Bounding-box Watermarking: Defense against Model Extraction Attacks on Object Detectors
Satoru Koda,Ikuya Morikawa
2024-11-20
Abstract:Deep neural networks (DNNs) deployed in a cloud often allow users to query models via the APIs. However, these APIs expose the models to model extraction attacks (MEAs). In this attack, the attacker attempts to duplicate the target model by abusing the responses from the API. Backdoor-based DNN watermarking is known as a promising defense against MEAs, wherein the defender injects a backdoor into extracted models via API responses. The backdoor is used as a watermark of the model; if a suspicious model has the watermark (i.e., backdoor), it is verified as an extracted model. This work focuses on object detection (OD) models. Existing backdoor attacks on OD models are not applicable for model watermarking as the defense against MEAs on a realistic threat model. Our proposed approach involves inserting a backdoor into extracted models via APIs by stealthily modifying the bounding-boxes (BBs) of objects detected in queries while keeping the OD capability. In our experiments on three OD datasets, the proposed approach succeeded in identifying the extracted models with 100% accuracy in a wide variety of experimental scenarios.
Cryptography and Security,Computer Vision and Pattern Recognition
What problem does this paper attempt to address?

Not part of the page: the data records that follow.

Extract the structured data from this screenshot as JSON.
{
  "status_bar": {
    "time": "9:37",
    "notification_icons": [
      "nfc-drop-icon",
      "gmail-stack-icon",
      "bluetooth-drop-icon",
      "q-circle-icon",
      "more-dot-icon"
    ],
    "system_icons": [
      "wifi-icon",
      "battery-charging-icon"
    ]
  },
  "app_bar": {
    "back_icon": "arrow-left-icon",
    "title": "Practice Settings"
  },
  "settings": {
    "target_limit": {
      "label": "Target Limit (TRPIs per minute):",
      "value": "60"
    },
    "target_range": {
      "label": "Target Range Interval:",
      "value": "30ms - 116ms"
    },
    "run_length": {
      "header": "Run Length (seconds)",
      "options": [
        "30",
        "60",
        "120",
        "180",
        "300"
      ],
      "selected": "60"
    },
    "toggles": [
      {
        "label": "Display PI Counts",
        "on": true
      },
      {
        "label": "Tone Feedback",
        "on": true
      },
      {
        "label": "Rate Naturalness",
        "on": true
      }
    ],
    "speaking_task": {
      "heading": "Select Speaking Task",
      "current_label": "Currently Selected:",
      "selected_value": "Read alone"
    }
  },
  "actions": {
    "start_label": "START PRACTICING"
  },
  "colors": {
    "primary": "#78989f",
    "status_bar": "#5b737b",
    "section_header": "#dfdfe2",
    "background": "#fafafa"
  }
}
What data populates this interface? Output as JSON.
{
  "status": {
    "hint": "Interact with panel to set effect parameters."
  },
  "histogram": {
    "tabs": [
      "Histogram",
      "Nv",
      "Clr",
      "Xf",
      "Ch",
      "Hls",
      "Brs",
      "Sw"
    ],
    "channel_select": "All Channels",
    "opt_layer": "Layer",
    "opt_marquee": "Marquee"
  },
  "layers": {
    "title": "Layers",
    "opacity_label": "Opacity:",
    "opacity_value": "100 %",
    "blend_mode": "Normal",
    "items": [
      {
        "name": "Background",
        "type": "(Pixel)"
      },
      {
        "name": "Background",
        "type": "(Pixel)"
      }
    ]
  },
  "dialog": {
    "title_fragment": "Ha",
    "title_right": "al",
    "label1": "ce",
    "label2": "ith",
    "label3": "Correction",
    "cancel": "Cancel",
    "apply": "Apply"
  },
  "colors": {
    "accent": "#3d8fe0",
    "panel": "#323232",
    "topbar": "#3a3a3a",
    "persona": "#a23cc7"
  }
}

### Problems the paper attempts to solve
The paper aims to address a specific threat faced by object detection (OD) models in the cloud environment - model extraction attacks (MEAs). Specifically, when deep neural networks (DNNs) are deployed in the cloud and provide prediction services through APIs, these APIs may be misused by attackers to replicate the functionality of the target model. This replication not only violates the intellectual property rights of the model but may also cause economic losses to service providers.
To counter this threat, the paper proposes a backdoor - based watermarking method called "Bounding - Box Watermarking" (BBW). This method injects a backdoor into the extracted model by secretly modifying the bounding boxes (BBs) of the detected objects in the API response. This backdoor, as a watermark of the model, can be used to verify the ownership of the model. If a suspicious model contains this backdoor, that is, it outputs abnormal bounding boxes on specific trigger objects, it can be confirmed that the model was obtained through a model extraction attack.
### Main contributions
1. **First proposal**: This is the first backdoor - based watermarking method for object detection models to defend against model extraction attacks.
2. **Practicality**: This method is feasible in a real - world threat model. It does not require modification of the input image but only operates through the API response.
3. **Stealthiness**: The modified bounding boxes change slightly and are not easily detected by attackers.
4. **Function preservation**: The modified model still retains its original object detection ability and will not affect the use of legitimate users.
### Method overview
#### 1. Poisoning phase
- **Trigger object selection**: Select objects with specific characteristics as trigger objects.
- **Bounding box modification**: In the API response, only slightly modify the bounding boxes of the trigger objects (such as expanding or shrinking) to inject the backdoor.
#### 2. Verification phase
- **Verification dataset preparation**: Prepare a verification dataset containing trigger objects and non - trigger objects.
- **Suspiciousness score**: Calculate the suspiciousness score by comparing the prediction results of the target model and the suspicious model on the verification dataset. If the suspicious model shows abnormal bounding box changes on the trigger objects, it is confirmed as an extracted model.
### Experimental results
The paper conducted experiments on three object detection datasets (PascalVOC2007, Self - Driving Cars - TrafficSigns, CityPersons). The results show that BBW can identify the extracted model with 100% accuracy in various experimental scenarios. For example, in the VOC07 dataset, by only expanding the bounding boxes of 2% of the detected objects by 5%, the extracted model can be fully verified.
### Conclusion
The BBW method has successfully addressed the problem of model extraction attacks faced by object detection models in the cloud environment. This method is not only practical and stealthy but can also protect the intellectual property rights of the model without affecting the model's functionality.